My own theory is that the various places where the song touches down - Oxford, Wexford, Lexington, Knoxville - are determined more by that “X” sound in their names than by any more subtle consideration. Once The Berkshire Tragedy's Oxford lass found her way into the title and lyrics, any place name lacking that distinctive consonant simply sounded wrong, and it's a tradition the song's offspring have obeyed ever since.
Whatever the reason for its precise location, by the early 1800s America's singers had a bloody miller of their own. All they needed now was a home-grown murder they could tie into the song and, by the end of the century, they'd found one.

Mary Lula Noel lived with her parents in Pineville, Missouri, about eight miles from the town which bore her family's name. On Wednesday, December 7, 1892, she was staying with her sister, Mrs Sydney Holly, at the Holly family's nearby home, when a Joplin man named William Simmons arrived to visit her. Simmons was still there on Saturday, December 10, when Mr and Mrs Holly left for a trip to the town of Noel itself. That meant spending the night away, and the Hollys suggested that Simmons might like to accompany them part of the way and then return to Joplin alone. Perhaps they feared what the two young people would get up to if left alone in the house overnight.
Simmons said he'd rather walk as far as Lanagan and then take a train home from there. Mary said she'd stay with him at the Hollys' Mann Farm home until he left, and then cross the Elk River back to her father's house if the water was not too high. If the crossing was impossible, she'd stay on that side of the river with one of the many relatives the Noels had scattered about there.
Judge JA Sturges, who tells this story in his 1897 History of McDonald County, tells us the river's ford was then too flooded for vehicles, but could be negotiated on horseback. “About 8:00 o'clock in the morning Holly and his wife started away, leaving Simmons and Miss Noel together at their house,” he adds. “This was the last ever seen of her alive.” (8)

Staking my claim to 1683's parish register nugget

I first researched Knoxville Girl back in early 2005, when I was hoping to sell BBC Radio 4 the idea of a series about murder ballads.
     In June of that year, it occurred to me that I should check the burial records for Hogstow in Shropshire to see if there was any trace of a Francis Cooper or an Anne Nichols being interred there in 1684.
     I worked out that the closest surviving church was the Holy Trinity in Minsterley, told Alan Toop, the vicar there, about The Bloody Miller, and asked him if he had any churchyard records going back that far.
     Reverend Toop said any records from that era would be stored at the Shropshire Archive, so I e-mailed them with all the details I had and sat back to await results.

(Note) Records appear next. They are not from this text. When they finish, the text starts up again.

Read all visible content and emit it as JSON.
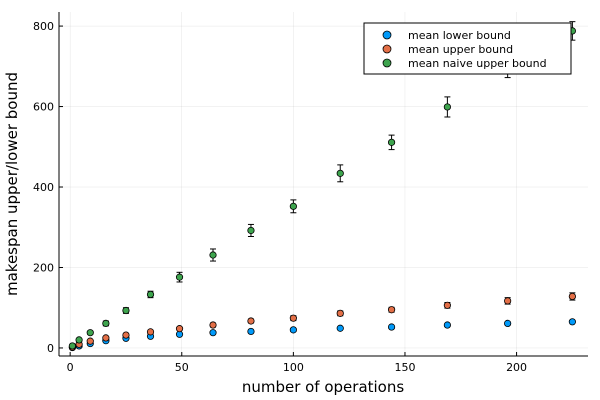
{
  "chart_data": {
    "type": "scatter",
    "title": "",
    "xlabel": "number of operations",
    "ylabel": "makespan upper/lower bound",
    "xlim": [
      -5,
      232
    ],
    "ylim": [
      -20,
      835
    ],
    "xticks": [
      0,
      50,
      100,
      150,
      200
    ],
    "yticks": [
      0,
      200,
      400,
      600,
      800
    ],
    "x_tick_labels": [
      "0",
      "50",
      "100",
      "150",
      "200"
    ],
    "y_tick_labels": [
      "0",
      "200",
      "400",
      "600",
      "800"
    ],
    "grid": true,
    "legend_position": "top-right",
    "x": [
      1,
      4,
      9,
      16,
      25,
      36,
      49,
      64,
      81,
      100,
      121,
      144,
      169,
      196,
      225
    ],
    "series": [
      {
        "name": "mean lower bound",
        "color": "#009AFA",
        "values": [
          1,
          5,
          11,
          18,
          24,
          29,
          34,
          38,
          41,
          45,
          49,
          52,
          57,
          61,
          65
        ],
        "errors": [
          0.5,
          1,
          1.5,
          2,
          2,
          2,
          2.5,
          2.5,
          3,
          3,
          3,
          3,
          3,
          3,
          3
        ]
      },
      {
        "name": "mean upper bound",
        "color": "#E36F47",
        "values": [
          2,
          9,
          17,
          25,
          32,
          40,
          48,
          57,
          67,
          74,
          86,
          95,
          106,
          117,
          128
        ],
        "errors": [
          1,
          1.5,
          2,
          3,
          3,
          4,
          4,
          5,
          5,
          6,
          6,
          6,
          7,
          8,
          9
        ]
      },
      {
        "name": "mean naive upper bound",
        "color": "#3EA44E",
        "values": [
          5,
          20,
          38,
          61,
          93,
          133,
          176,
          231,
          292,
          352,
          434,
          511,
          599,
          690,
          788
        ],
        "errors": [
          1,
          2,
          4,
          6,
          7,
          8,
          12,
          15,
          15,
          16,
          21,
          18,
          25,
          18,
          23
        ]
      }
    ]
  }
}
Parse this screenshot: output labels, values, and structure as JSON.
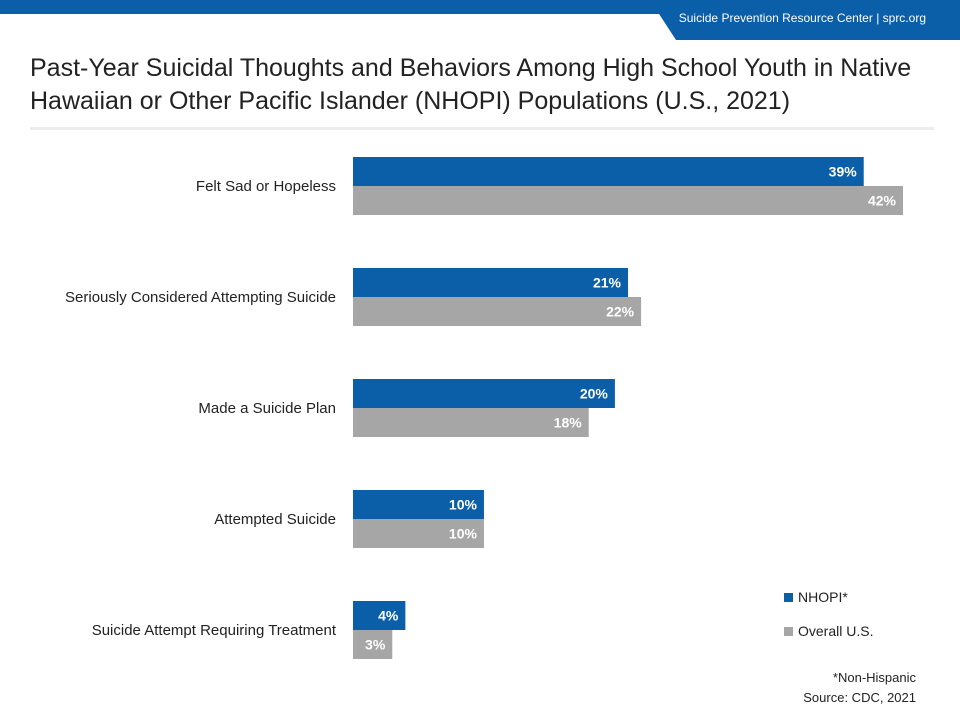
{
  "banner": {
    "text": "Suicide Prevention Resource Center  |  sprc.org"
  },
  "title": "Past-Year Suicidal Thoughts and Behaviors Among High School Youth in Native Hawaiian or Other Pacific Islander (NHOPI) Populations (U.S., 2021)",
  "colors": {
    "brand": "#0b5ea8",
    "nhopi": "#0b5ea8",
    "overall": "#a6a6a6"
  },
  "chart_data": {
    "type": "bar",
    "orientation": "horizontal",
    "categories": [
      "Felt Sad or Hopeless",
      "Seriously Considered Attempting Suicide",
      "Made a Suicide Plan",
      "Attempted Suicide",
      "Suicide Attempt Requiring Treatment"
    ],
    "series": [
      {
        "name": "NHOPI*",
        "values": [
          39,
          21,
          20,
          10,
          4
        ],
        "labels": [
          "39%",
          "21%",
          "20%",
          "10%",
          "4%"
        ],
        "color": "#0b5ea8"
      },
      {
        "name": "Overall U.S.",
        "values": [
          42,
          22,
          18,
          10,
          3
        ],
        "labels": [
          "42%",
          "22%",
          "18%",
          "10%",
          "3%"
        ],
        "color": "#a6a6a6"
      }
    ],
    "xlim": [
      0,
      42
    ],
    "grid": false,
    "legend_position": "bottom-right"
  },
  "footnotes": {
    "note": "*Non-Hispanic",
    "source": "Source: CDC, 2021"
  }
}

On June 30, 2005, I got a reply from the Archives' Jean Evans saying:
     “I have searched the transcript of the Westbury Register for 1683 and found an entry for the burial of Anne Nicholas, murdered (truculenter occisa – ie a violent death), and then later a baptism of a child, Ichabod, son of Francis Cooper, homicide, and Anne.
     “There is no entry for a burial of Francis Cooper, and the child baptised would be the child of Francis and Anne Cooper.”
     Jean sent me the documents she'd consulted a few days later, enclosing a photocopy of both the Westbury Parish Register's hand-written original and a printed transcript. These showed that Anne had been buried on March 1, 1683, and Ichabod baptised on March 24.
     The lack of a burial record for Francis Cooper was disappointing, but I'd half-assumed the church would have refused to bury an executed murderer on holy ground anyway.